We research what the customers are interested in doing on the Internet in regards to banking, their unmet needs online, their frustrations, etc. and use those findings to drive how we design the customer's experience online and what products we decide to develop or add. It's a mix of quantitative and qualitative research, and it's done in a lot of different mediums. We do a lot of onsite visits, email and more traditional methods of customer research like focus groups and usability studies.

 

How do you think that's different from other online retailers?

We use a method called ethnography, which comes from anthropology [in science, ethnography is the accumulation of data though direct observation via immersion in a community]. We decided to 'live' in the culture to understand the culture and its needs before we enhance our site. The bank sends researchers out to customers' homes and businesses to get an understanding of issues such as how they manage their finances. It's not about how they interact with the Web necessarily, but more about how our customers manage their lives, their business and their finances overall. These findings provide us with a broader context in determining how the Web can be used to make an impact on people's lives.

 

How has this strategy identified consumer trends?

By doing this research, we were able to discover, for example, the way customers were storing personal and financial documents and their overall concerns over document storage. There was a sense of frustration and unease among many consumers over how they were storing traditional financial and other important paper documents. This storage was often happening physically in accordion folders, which people would gradually fill up with important documents over a period of time. The consumers mostly figured that by the time the folder got filled up, the documents that got filed first were probably old enough to get rid off, so they would dump that part of the folder and start to fill it again with new documents. We also found people who were storing a lot of their important documents in boxes. People were worried about how long they should hold onto some documents, and in how safe it was to hang onto or store paper documents in one location.

 

Was Wells Fargo able to spin a product off of these findings?

In response to those concerns we developed a program that allows customers to automatically store all of their Wells Fargo documents, and also upload other documents that aren't necessarily related to Wells Fargo - anything from wedding photos to a will or other personal papers. So it's not necessarily a traditional bank product that we placed on our site in response to our research into personal document storage habits, but it is a product that's important for a lot of our customers.

 

Has your research strategy yielded ideas about other areas in which customers need education?

We have developed [Web] initiatives that educate customers around security issues and privacy, for example. We have also run programs that provide information on how customers can keep computers safe from viruses.

 

Is Wells Fargo using social media as part of this educational effort?

The bank does some blogging, and we've done some other social media pilots. We have also introduced Stagecoach Island, which is an online interactive experience [that allows users to visit a virtual island online, connect with other users, earn virtual money and learn lessons about money management], We've also done some experimenting on Facebook and Twitter.

 

How is your research strategy being used to guide mobile banking?
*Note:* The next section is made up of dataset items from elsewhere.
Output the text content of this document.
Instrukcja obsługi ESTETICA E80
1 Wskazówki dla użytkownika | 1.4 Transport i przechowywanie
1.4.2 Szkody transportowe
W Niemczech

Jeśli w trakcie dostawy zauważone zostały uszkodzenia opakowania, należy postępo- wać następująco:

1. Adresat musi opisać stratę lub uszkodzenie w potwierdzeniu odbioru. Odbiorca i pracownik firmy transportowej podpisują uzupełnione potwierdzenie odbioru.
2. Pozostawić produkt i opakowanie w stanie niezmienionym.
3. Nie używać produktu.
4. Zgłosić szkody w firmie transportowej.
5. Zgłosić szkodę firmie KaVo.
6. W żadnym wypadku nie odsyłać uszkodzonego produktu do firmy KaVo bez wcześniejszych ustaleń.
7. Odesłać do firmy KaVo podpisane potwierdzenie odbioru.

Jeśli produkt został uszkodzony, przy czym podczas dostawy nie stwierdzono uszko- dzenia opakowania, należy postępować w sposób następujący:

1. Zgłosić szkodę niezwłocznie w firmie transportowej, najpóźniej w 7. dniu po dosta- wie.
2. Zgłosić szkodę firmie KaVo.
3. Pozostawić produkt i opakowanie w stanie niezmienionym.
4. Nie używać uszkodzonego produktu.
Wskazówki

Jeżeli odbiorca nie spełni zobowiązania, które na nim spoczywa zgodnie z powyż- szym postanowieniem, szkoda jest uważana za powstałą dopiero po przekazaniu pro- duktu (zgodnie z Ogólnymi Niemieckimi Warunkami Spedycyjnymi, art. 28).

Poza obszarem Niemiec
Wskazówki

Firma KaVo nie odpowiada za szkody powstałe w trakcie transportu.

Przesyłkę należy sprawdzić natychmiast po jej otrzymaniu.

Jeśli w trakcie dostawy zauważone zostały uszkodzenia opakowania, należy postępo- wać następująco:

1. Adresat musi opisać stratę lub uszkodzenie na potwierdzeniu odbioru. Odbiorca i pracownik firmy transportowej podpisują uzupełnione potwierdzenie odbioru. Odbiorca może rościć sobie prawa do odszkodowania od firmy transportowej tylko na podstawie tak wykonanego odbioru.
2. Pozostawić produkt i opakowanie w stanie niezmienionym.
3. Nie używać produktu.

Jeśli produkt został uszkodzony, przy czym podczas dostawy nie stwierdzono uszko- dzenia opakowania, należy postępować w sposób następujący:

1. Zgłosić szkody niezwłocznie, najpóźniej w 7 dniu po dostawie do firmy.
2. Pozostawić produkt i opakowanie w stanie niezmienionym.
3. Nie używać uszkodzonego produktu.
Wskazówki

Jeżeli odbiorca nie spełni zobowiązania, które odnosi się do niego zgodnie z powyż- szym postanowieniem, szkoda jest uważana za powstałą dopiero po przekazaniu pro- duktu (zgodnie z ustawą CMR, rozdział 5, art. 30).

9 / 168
The bank has spent and is actively spending time with customers to determine how they generally use various modalities, such as text messaging and other mobile devices. It's an attempt to identify what mobile devices and features customers are adopting and what format they are using and to make those findings a part of our mobile strategy, which is currently to leverage a mix of devices to match the mobile technology tastes of our customers.

 

What trends or tendencies in mobile modes have you discovered?

We found that text messaging functionality, for example, is more often used by customers with less advanced mobile phones. But iPhone and Blackberry users are doing much more advanced tasks. Eventually, we do think the mobile channel is going to be a major mode for all customers. The phones are getting more advanced and the prices are coming down.